Все, что пришлось ему испытать из-за Маши, довело в несколько месяцев ум его и чувства до внутренней зрелости.
Тысячи мыслей, одна рождаемая другой, мучили его теперь, не находя себе разрешения и ответа.
Страстное возмущение рабством, которым была полна неистовая книга Радищева, хранившаяся у него как святыня, стало постоянным его состоянием. Легче всего Мите было теперь в доме Воронихина. У него к Андрею Никифоровичу появилось чувство, похожее на обожание, за то, что он был тоже рожден крепостным, немало претерпел унижений на своем пути, но все победил и стал таким могучим человеком. Благодарен был ему и за отношение к его горю как к своему собственному, чего не мог он ожидать от Карла Росси, при всей его дружбе.
Родным стал Мите и смышленый мужичок-самокатчик, который с необыкновенным спокойствием и уверенностью в успехе мастерил свое мудреное орудие освобождения – удивлявший всех самокат. Чем ближе узнавал его Митя, тем сильней поражал его необыкновенно умными, насмешливыми суждениями прирожденного наблюдателя.
Сегодня Артамонов и Митя опять должны были обойти, как говорил Воронихин, «невольничьи рынки» в поисках подручного, хорошего слесаря, которого они всё еще не нашли. Прежде всего оба двинулись к Синему мосту на Мойке, где перед великолепным дворцом Чернышева кишел народ. На скате у самой реки было пестро от людей, закусывавших и отдыхавших в ожидании подходящего наемника.
Кое-кто после хмельной выпивки крепко спал просто на камнях. Эта площадь была главным местом купли-продажи, найма и обмена.
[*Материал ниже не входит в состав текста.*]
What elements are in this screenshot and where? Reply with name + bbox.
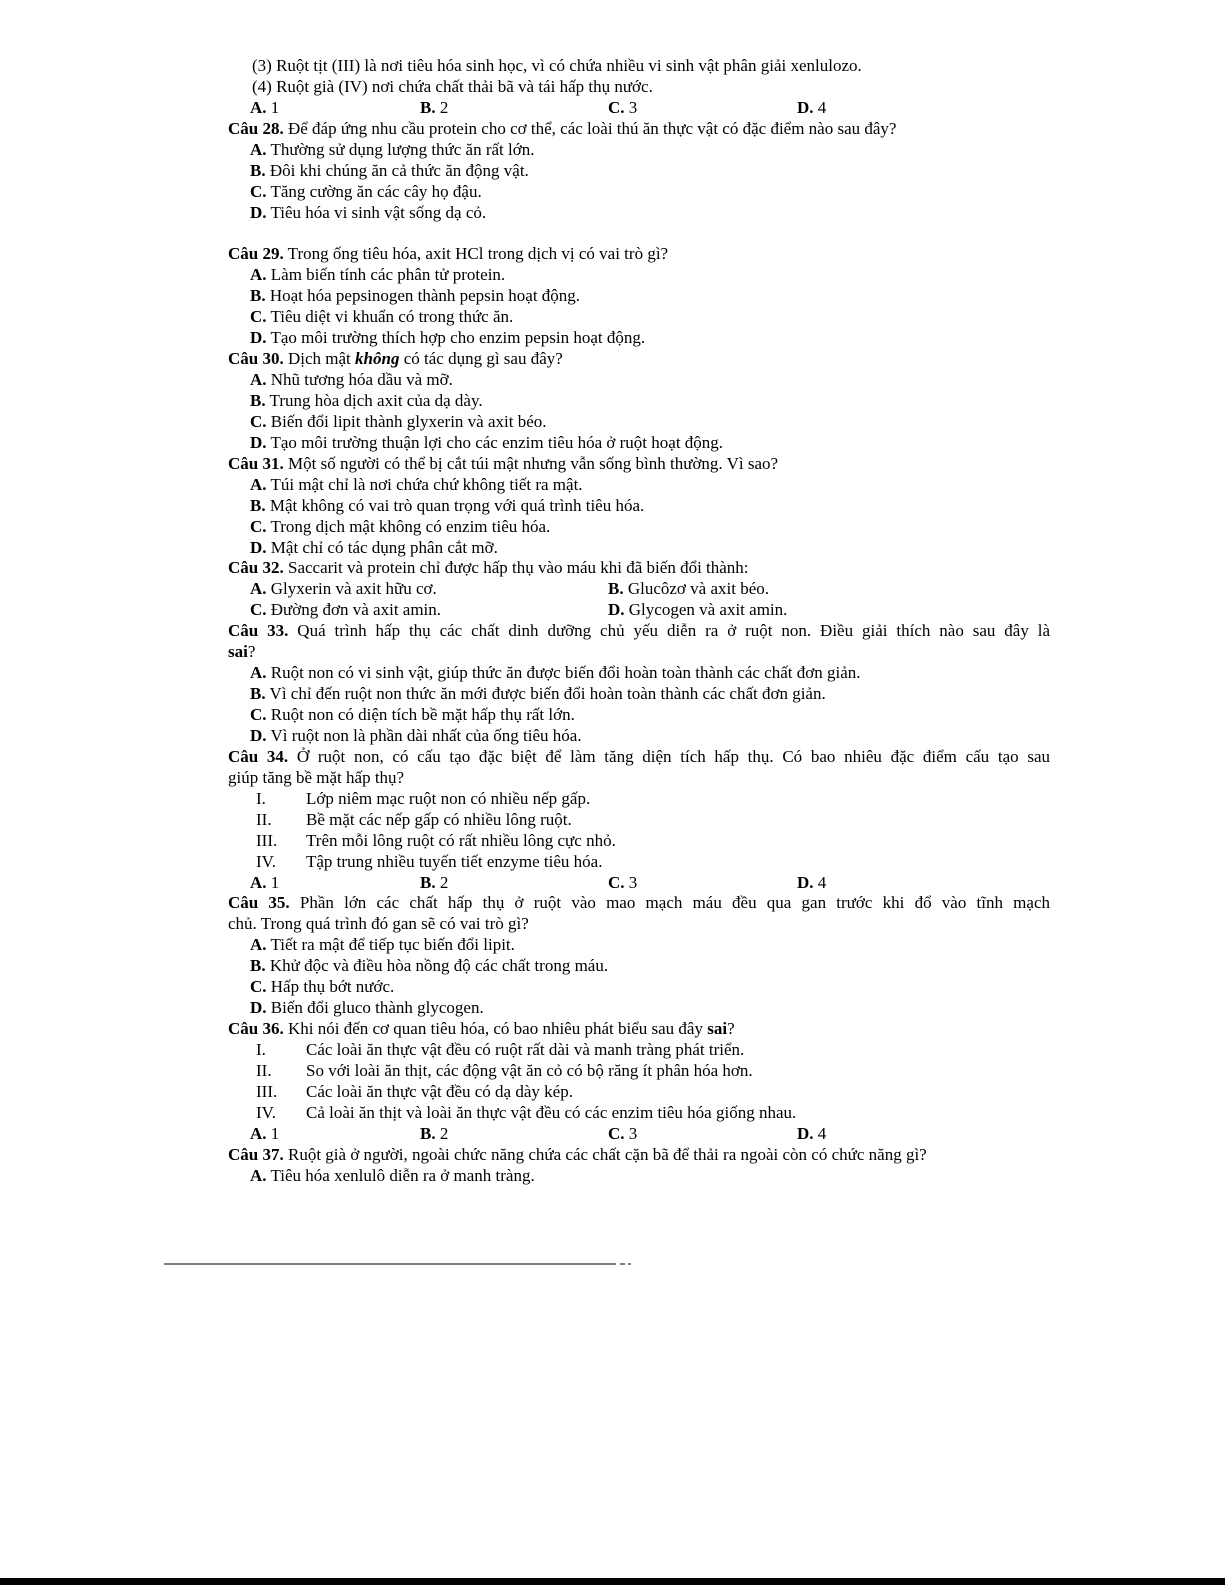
text-segment: 3 bbox=[624, 1123, 638, 1143]
text-segment: Dịch mật bbox=[283, 349, 356, 369]
exam-question-lines bbox=[228, 56, 1050, 1187]
statement-text: Bề mặt các nếp gấp có nhiều lông ruột. bbox=[306, 809, 572, 829]
text-segment: sai bbox=[707, 1019, 728, 1039]
text-segment: D. bbox=[250, 998, 267, 1018]
text-segment: Ở ruột non, có cấu tạo đặc biệt để làm tăng diện tích hấp thụ. Có bao nhiêu đặc điểm cấu tạo sau bbox=[288, 746, 1050, 766]
text-segment: Câu 33. bbox=[228, 621, 289, 641]
text-segment: Đôi khi chúng ăn cả thức ăn động vật. bbox=[265, 160, 529, 180]
numbered-statement-line bbox=[228, 852, 1050, 873]
statement-line bbox=[228, 914, 1050, 935]
numbered-statement-line bbox=[228, 789, 1050, 810]
divider-dash-2 bbox=[628, 1263, 631, 1265]
statement-number: II. bbox=[256, 809, 272, 829]
statement-text: Lớp niêm mạc ruột non có nhiều nếp gấp. bbox=[306, 788, 591, 808]
statement-number: III. bbox=[256, 1081, 278, 1101]
answer-choice bbox=[608, 98, 637, 119]
option-line bbox=[228, 265, 1050, 286]
text-segment: Tiêu diệt vi khuẩn có trong thức ăn. bbox=[266, 307, 514, 327]
answer-choice-letter: A. bbox=[250, 97, 267, 117]
text-segment: Trong ống tiêu hóa, axit HCl trong dịch vị có vai trò gì? bbox=[283, 244, 669, 264]
option-line bbox=[228, 433, 1050, 454]
text-segment: A. bbox=[250, 265, 267, 285]
answer-choice-letter: C. bbox=[608, 97, 625, 117]
text-segment: Biến đổi gluco thành glycogen. bbox=[266, 998, 484, 1018]
text-segment: Câu 30. bbox=[228, 349, 284, 369]
section-divider-line bbox=[164, 1263, 616, 1265]
text-segment: Glyxerin và axit hữu cơ. bbox=[266, 579, 437, 599]
answer-choice bbox=[420, 98, 448, 119]
text-segment: Ruột non có diện tích bề mặt hấp thụ rất lớn. bbox=[266, 705, 575, 724]
text-segment: Tạo môi trường thuận lợi cho các enzim tiêu hóa ở ruột hoạt động. bbox=[266, 432, 724, 452]
numbered-statement-line bbox=[228, 831, 1050, 852]
answer-choice bbox=[250, 98, 279, 119]
text-segment: Một số người có thể bị cắt túi mật nhưng vẫn sống bình thường. Vì sao? bbox=[283, 453, 779, 473]
option-line bbox=[228, 663, 1050, 684]
answer-choices-row bbox=[228, 98, 1050, 119]
text-segment: Thường sử dụng lượng thức ăn rất lớn. bbox=[266, 139, 535, 159]
text-segment: Khi nói đến cơ quan tiêu hóa, có bao nhiêu phát biểu sau đây bbox=[283, 1019, 708, 1039]
option-line bbox=[228, 328, 1050, 349]
text-segment: Câu 37. bbox=[228, 1144, 284, 1164]
text-segment: D. bbox=[250, 537, 267, 557]
text-segment: Tiêu hóa xenlulô diễn ra ở manh tràng. bbox=[266, 1165, 535, 1185]
text-segment: 4 bbox=[813, 1123, 827, 1143]
text-segment: có tác dụng gì sau đây? bbox=[399, 349, 563, 369]
answer-choice-letter: D. bbox=[797, 1123, 814, 1143]
statement-number: I. bbox=[256, 788, 266, 808]
answer-choice bbox=[608, 873, 637, 894]
text-segment: Trong dịch mật không có enzim tiêu hóa. bbox=[266, 516, 551, 536]
question-line bbox=[228, 747, 1050, 768]
answer-choice-letter: D. bbox=[797, 97, 814, 117]
answer-choice bbox=[420, 873, 448, 894]
text-segment: không bbox=[355, 349, 400, 369]
text-segment: 1 bbox=[266, 872, 280, 892]
text-segment: 4 bbox=[813, 97, 827, 117]
answer-choice-letter: B. bbox=[420, 1123, 436, 1143]
text-segment: Phần lớn các chất hấp thụ ở ruột vào mao mạch máu đều qua gan trước khi đổ vào tĩnh mạch bbox=[289, 893, 1050, 913]
answer-choice-letter: B. bbox=[420, 97, 436, 117]
text-segment: B. bbox=[250, 390, 266, 410]
statement-number: IV. bbox=[256, 1102, 276, 1122]
statement-line bbox=[228, 642, 1050, 663]
statement-number: II. bbox=[256, 1060, 272, 1080]
option-line bbox=[228, 161, 1050, 182]
text-segment: C. bbox=[250, 181, 267, 201]
text-segment: Câu 29. bbox=[228, 244, 284, 264]
answer-choice bbox=[797, 1124, 826, 1145]
text-segment: B. bbox=[250, 684, 266, 704]
option-line bbox=[228, 182, 1050, 203]
text-segment: Quá trình hấp thụ các chất dinh dưỡng chủ yếu diễn ra ở ruột non. Điều giải thích nào sau đây là bbox=[288, 621, 1050, 641]
text-segment: 2 bbox=[435, 872, 449, 892]
numbered-statement-line bbox=[228, 1082, 1050, 1103]
option-line bbox=[228, 140, 1050, 161]
text-segment: D. bbox=[250, 328, 267, 348]
answer-choice-letter: D. bbox=[797, 872, 814, 892]
statement-line bbox=[228, 768, 1050, 789]
divider-dash-1 bbox=[620, 1263, 625, 1265]
answer-choice bbox=[250, 1124, 279, 1145]
option-line bbox=[228, 998, 1050, 1019]
option-line bbox=[228, 307, 1050, 328]
text-segment: D. bbox=[250, 202, 267, 222]
numbered-statement-line bbox=[228, 1061, 1050, 1082]
answer-choice bbox=[250, 873, 279, 894]
text-segment: A. bbox=[250, 663, 267, 683]
text-segment: Hoạt hóa pepsinogen thành pepsin hoạt động. bbox=[265, 286, 581, 306]
text-segment: (4) Ruột già (IV) nơi chứa chất thải bã và tái hấp thụ nước. bbox=[252, 76, 653, 96]
text-segment: Tăng cường ăn các cây họ đậu. bbox=[266, 181, 482, 201]
text-segment: A. bbox=[250, 139, 267, 159]
text-segment: A. bbox=[250, 370, 267, 390]
answer-choice-letter: C. bbox=[608, 872, 625, 892]
text-segment: Glucôzơ và axit béo. bbox=[623, 579, 770, 599]
text-segment: Saccarit và protein chỉ được hấp thụ vào máu khi đã biến đổi thành: bbox=[283, 558, 749, 578]
text-segment: 1 bbox=[266, 97, 280, 117]
answer-choice-letter: C. bbox=[608, 1123, 625, 1143]
question-line bbox=[228, 244, 1050, 265]
footer-bar bbox=[0, 1578, 1225, 1585]
text-segment: Để đáp ứng nhu cầu protein cho cơ thể, các loài thú ăn thực vật có đặc điểm nào sau đây? bbox=[283, 118, 897, 138]
option-line bbox=[228, 538, 1050, 559]
answer-choice-letter: C. bbox=[250, 600, 267, 620]
numbered-statement-line bbox=[228, 810, 1050, 831]
question-line bbox=[228, 349, 1050, 370]
answer-choice bbox=[797, 873, 826, 894]
text-segment: Mật chỉ có tác dụng phân cắt mỡ. bbox=[266, 537, 498, 557]
numbered-statement-line bbox=[228, 1103, 1050, 1124]
answer-choice-letter: B. bbox=[608, 579, 624, 599]
text-segment: Câu 31. bbox=[228, 453, 284, 473]
option-line bbox=[228, 203, 1050, 224]
text-segment: A. bbox=[250, 935, 267, 955]
question-line bbox=[228, 1145, 1050, 1166]
text-segment: 4 bbox=[813, 872, 827, 892]
answer-choice-letter: A. bbox=[250, 872, 267, 892]
answer-choice bbox=[608, 1124, 637, 1145]
text-segment: B. bbox=[250, 286, 266, 306]
text-segment: B. bbox=[250, 956, 266, 976]
question-line bbox=[228, 1019, 1050, 1040]
question-line bbox=[228, 621, 1050, 642]
text-segment: Câu 36. bbox=[228, 1019, 284, 1039]
text-segment: chủ. Trong quá trình đó gan sẽ có vai trò gì? bbox=[228, 914, 529, 934]
text-segment: Câu 32. bbox=[228, 558, 284, 578]
answer-choice-letter: A. bbox=[250, 579, 267, 599]
text-segment: Câu 35. bbox=[228, 893, 290, 913]
text-segment: C. bbox=[250, 307, 267, 327]
statement-number: III. bbox=[256, 830, 278, 850]
text-segment: Vì chỉ đến ruột non thức ăn mới được biến đổi hoàn toàn thành các chất đơn giản. bbox=[265, 684, 826, 704]
option-line bbox=[228, 496, 1050, 517]
blank-line bbox=[228, 223, 1050, 244]
text-segment: Ruột non có vi sinh vật, giúp thức ăn được biến đổi hoàn toàn thành các chất đơn giản. bbox=[266, 663, 861, 683]
option-line bbox=[228, 935, 1050, 956]
text-segment: Tiêu hóa vi sinh vật sống dạ cỏ. bbox=[266, 202, 487, 222]
text-segment: D. bbox=[250, 725, 267, 745]
question-line bbox=[228, 558, 1050, 579]
text-segment: A. bbox=[250, 1165, 267, 1185]
answer-choice bbox=[250, 600, 441, 621]
option-line bbox=[228, 726, 1050, 747]
answer-choice bbox=[420, 1124, 448, 1145]
text-segment: Hấp thụ bớt nước. bbox=[266, 977, 395, 997]
text-segment: (3) Ruột tịt (III) là nơi tiêu hóa sinh học, vì có chứa nhiều vi sinh vật phân giải xenlulozo. bbox=[252, 56, 862, 75]
option-line bbox=[228, 684, 1050, 705]
answer-choice bbox=[608, 579, 769, 600]
text-segment: Vì ruột non là phần dài nhất của ống tiêu hóa. bbox=[266, 725, 582, 745]
option-line bbox=[228, 977, 1050, 998]
text-segment: Trung hòa dịch axit của dạ dày. bbox=[265, 390, 483, 410]
answer-choice-letter: A. bbox=[250, 1123, 267, 1143]
text-segment: Khử độc và điều hòa nồng độ các chất trong máu. bbox=[265, 956, 609, 976]
answer-choices-row bbox=[228, 1124, 1050, 1145]
option-line bbox=[228, 475, 1050, 496]
text-segment: Câu 28. bbox=[228, 118, 284, 138]
answer-choice bbox=[608, 600, 787, 621]
answer-choice bbox=[250, 579, 437, 600]
option-line bbox=[228, 412, 1050, 433]
answer-choice-letter: B. bbox=[420, 872, 436, 892]
text-segment: Đường đơn và axit amin. bbox=[266, 600, 442, 620]
option-line bbox=[228, 956, 1050, 977]
text-segment: B. bbox=[250, 160, 266, 180]
statement-text: Tập trung nhiều tuyến tiết enzyme tiêu hóa. bbox=[306, 851, 603, 871]
statement-text: Các loài ăn thực vật đều có dạ dày kép. bbox=[306, 1081, 573, 1101]
text-segment: B. bbox=[250, 495, 266, 515]
statement-line bbox=[228, 77, 1050, 98]
question-line bbox=[228, 454, 1050, 475]
answer-choices-row bbox=[228, 873, 1050, 894]
text-segment: C. bbox=[250, 516, 267, 536]
text-segment: Ruột già ở người, ngoài chức năng chứa các chất cặn bã để thải ra ngoài còn có chức năng gì? bbox=[283, 1144, 927, 1164]
text-segment: 2 bbox=[435, 97, 449, 117]
statement-number: I. bbox=[256, 1039, 266, 1059]
option-line bbox=[228, 286, 1050, 307]
answer-choice bbox=[797, 98, 826, 119]
statement-number: IV. bbox=[256, 851, 276, 871]
option-line bbox=[228, 1166, 1050, 1187]
statement-text: Trên mỗi lông ruột có rất nhiều lông cực nhỏ. bbox=[306, 830, 616, 850]
text-segment: giúp tăng bề mặt hấp thụ? bbox=[228, 767, 405, 787]
statement-text: Các loài ăn thực vật đều có ruột rất dài và manh tràng phát triển. bbox=[306, 1039, 745, 1059]
answer-choice-letter: D. bbox=[608, 600, 625, 620]
text-segment: Câu 34. bbox=[228, 746, 289, 766]
statement-text: So với loài ăn thịt, các động vật ăn cỏ có bộ răng ít phân hóa hơn. bbox=[306, 1060, 753, 1080]
numbered-statement-line bbox=[228, 1040, 1050, 1061]
option-line bbox=[228, 517, 1050, 538]
text-segment: A. bbox=[250, 474, 267, 494]
text-segment: 3 bbox=[624, 97, 638, 117]
text-segment: Nhũ tương hóa dầu và mỡ. bbox=[266, 370, 453, 390]
text-segment: Mật không có vai trò quan trọng với quá trình tiêu hóa. bbox=[265, 495, 645, 515]
text-segment: Tiết ra mật để tiếp tục biến đổi lipit. bbox=[266, 935, 515, 955]
option-pair-row bbox=[228, 600, 1050, 621]
text-segment: 1 bbox=[266, 1123, 280, 1143]
option-line bbox=[228, 391, 1050, 412]
statement-line bbox=[228, 56, 1050, 77]
statement-text: Cả loài ăn thịt và loài ăn thực vật đều có các enzim tiêu hóa giống nhau. bbox=[306, 1102, 797, 1122]
question-line bbox=[228, 893, 1050, 914]
text-segment: ? bbox=[247, 642, 256, 662]
text-segment: ? bbox=[727, 1019, 735, 1039]
option-line bbox=[228, 705, 1050, 726]
text-segment: Tạo môi trường thích hợp cho enzim pepsin hoạt động. bbox=[266, 328, 646, 348]
text-segment: 2 bbox=[435, 1123, 449, 1143]
text-segment: Biến đổi lipit thành glyxerin và axit béo. bbox=[266, 411, 547, 431]
text-segment: C. bbox=[250, 977, 267, 997]
option-pair-row bbox=[228, 579, 1050, 600]
text-segment: C. bbox=[250, 705, 267, 724]
text-segment: 3 bbox=[624, 872, 638, 892]
text-segment: C. bbox=[250, 411, 267, 431]
text-segment: Glycogen và axit amin. bbox=[624, 600, 788, 620]
question-line bbox=[228, 119, 1050, 140]
text-segment: Làm biến tính các phân tử protein. bbox=[266, 265, 506, 285]
text-segment: sai bbox=[228, 642, 248, 662]
text-segment: Túi mật chỉ là nơi chứa chứ không tiết ra mật. bbox=[266, 474, 583, 494]
text-segment: D. bbox=[250, 432, 267, 452]
option-line bbox=[228, 370, 1050, 391]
И кого только тут не было! Олонецкие пильщики с отливавшими синью, на совесть разведенными пилами чинно стояли целой артелью, как войско с особым видом оружия. Ярославские маляры, тороватые говорливые мужики в фартуках, сидели при своих ведрах с целым набором больших кистей; кисти малого размера они аккуратно засунули за свои голенища. Ямские кучера в синих суконных армяках, подпоясанные красными кушаками сразу под мышками, казавшиеся оттого великанами, степенно гуторили, выхваляя друг перед другом отличные стати жеребцов, прошедших через их руки, и богатых господ, которыми сейчас гордились, забыв, как те их драли на конюшне.
Ямские эти как бы держались без помощи ног – на одних лишь туго простеганных ватных армяках, доходящих до земли. И так велика была их важность от привычки надменно покрикивать на пешеходов с высоких козел, что и сейчас ни один не удостаивал разговором сновавшую вокруг мелкоту вроде садовника с лейкой и мальчишек-парикмахеров, взаимно завивших друг другу головы бараном, чтобы нанимателю стало наглядным их высокое искусство.
Только появление дородной кормилицы, в расшитом кокошнике, богатых бусах и лентах привлекло внимание извозчиков. Все они на нее обернулись, а один даже выкрикнул одобрительную оценку ее дородству:
– Король-баба!
Но кормилица, сопровождаемая строгой женщиной в темном, которая оказалась свекровью, только тихо плакала и просила старуху:
– Уж вы, матушка, бога ради, моему Ванюшке молочко-то водой не разводите! Вы ему целенькое…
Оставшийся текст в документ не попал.